JOURNAL ARTICLE

Point-of-care echocardiography by pediatric emergency physicians

Mindy Longjohn, Jim Wan, Vijay Joshi, Jay Pershad
Pediatric Emergency Care 2011, 27 (8): 693-6
21811201

OBJECTIVE: Currently, pediatric emergency medicine (PEM) physicians have limited data on point-of-care echocardiography (POCE). Our goals were to (1) determine the overall accuracy of POCE by PEMs in assessing left ventricular (LV) systolic function visually, presence or absence of pericardial effusion, and cardiac preload by estimating inferior vena cava (IVC) collapsibility, in acutely ill children in the pediatric emergency department; and (2) assess interobserver agreement between the PEM physician and pediatric cardiologist.

METHODS: This is a prospective, observational study conducted in an urban, tertiary pediatric facility with an annual census of 67,000 emergency department visits.

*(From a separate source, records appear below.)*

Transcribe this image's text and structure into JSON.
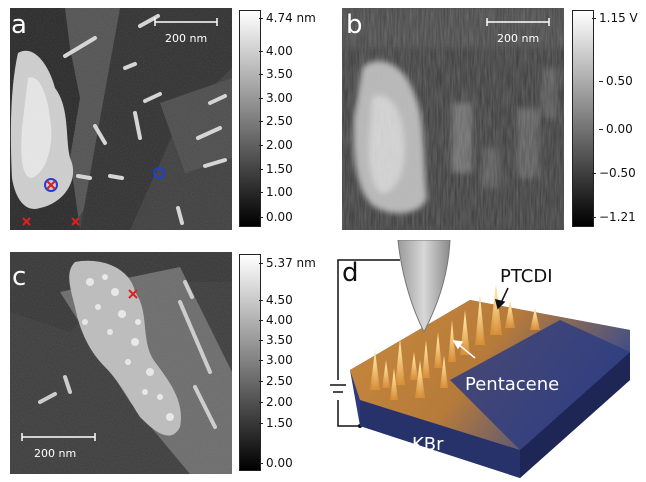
{
  "panels": {
    "a": {
      "letter": "a",
      "scalebar": "200 nm",
      "colorbar": {
        "top": "4.74 nm",
        "ticks": [
          "4.00",
          "3.50",
          "3.00",
          "2.50",
          "2.00",
          "1.50",
          "1.00",
          "0.00"
        ]
      }
    },
    "b": {
      "letter": "b",
      "scalebar": "200 nm",
      "colorbar": {
        "top": "1.15 V",
        "ticks": [
          "0.50",
          "0.00",
          "−0.50",
          "−1.21"
        ]
      }
    },
    "c": {
      "letter": "c",
      "scalebar": "200 nm",
      "colorbar": {
        "top": "5.37 nm",
        "ticks": [
          "4.50",
          "4.00",
          "3.50",
          "3.00",
          "2.50",
          "2.00",
          "1.50",
          "0.00"
        ]
      }
    },
    "d": {
      "letter": "d",
      "labels": {
        "ptcdi": "PTCDI",
        "pentacene": "Pentacene",
        "kbr": "KBr"
      }
    }
  },
  "colors": {
    "marker_red": "#e02020",
    "marker_blue": "#1f3fd8",
    "kbr_blue": "#2e3a7c",
    "molecule_orange": "#e3a04a"
  }
}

Patients between the ages of 0 and 18 years meeting 1 or more of the following inclusion criteria were recruited: (1) cardiopulmonary arrest, (2) fluid refractory shock requiring vasoactive infusions, (3) undifferentiated cardiomegaly on chest radiography, and (4) receiving emergent formal echocardiography. All eligible patients underwent POCE by 1 of 2 trained PEM physicians. Dynamic video clips were recorded and reviewed by a pediatric cardiologist who was unaware of the clinical condition of the study patients.

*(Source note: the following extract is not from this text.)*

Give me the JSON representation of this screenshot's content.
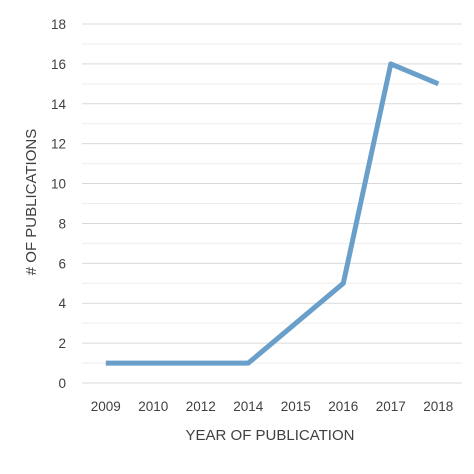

RESULTS: For a period of 18 months, we recruited 70 patients. Diminished LV function was noted in 17, pericardial effusion in 16, and abnormal IVC collapsibility in 35 patients. The κ statistics of agreement between the PEM and the cardiologist for detection of LV function, IVC collapsibility, and effusion were 0.87 (95% confidence interval [CI], 0.73-1.00), 0.73 (95% CI, 0.59-0.88), and 0.77 (95% CI, 0.58-0.95), respectively. The overall sensitivity and specificity of POCE compared with a formal echocardiogram was 95% (95% CI, 82%-99%) and 83% (95% CI, 64%-93%), respectively.

CONCLUSIONS: With goal-directed training, PEM physicians may be able to perform POCE and accurately assess for significant LV systolic dysfunction, vascular filling, and the presence of pericardial effusion. The model may be expanded to train physicians to use POCE.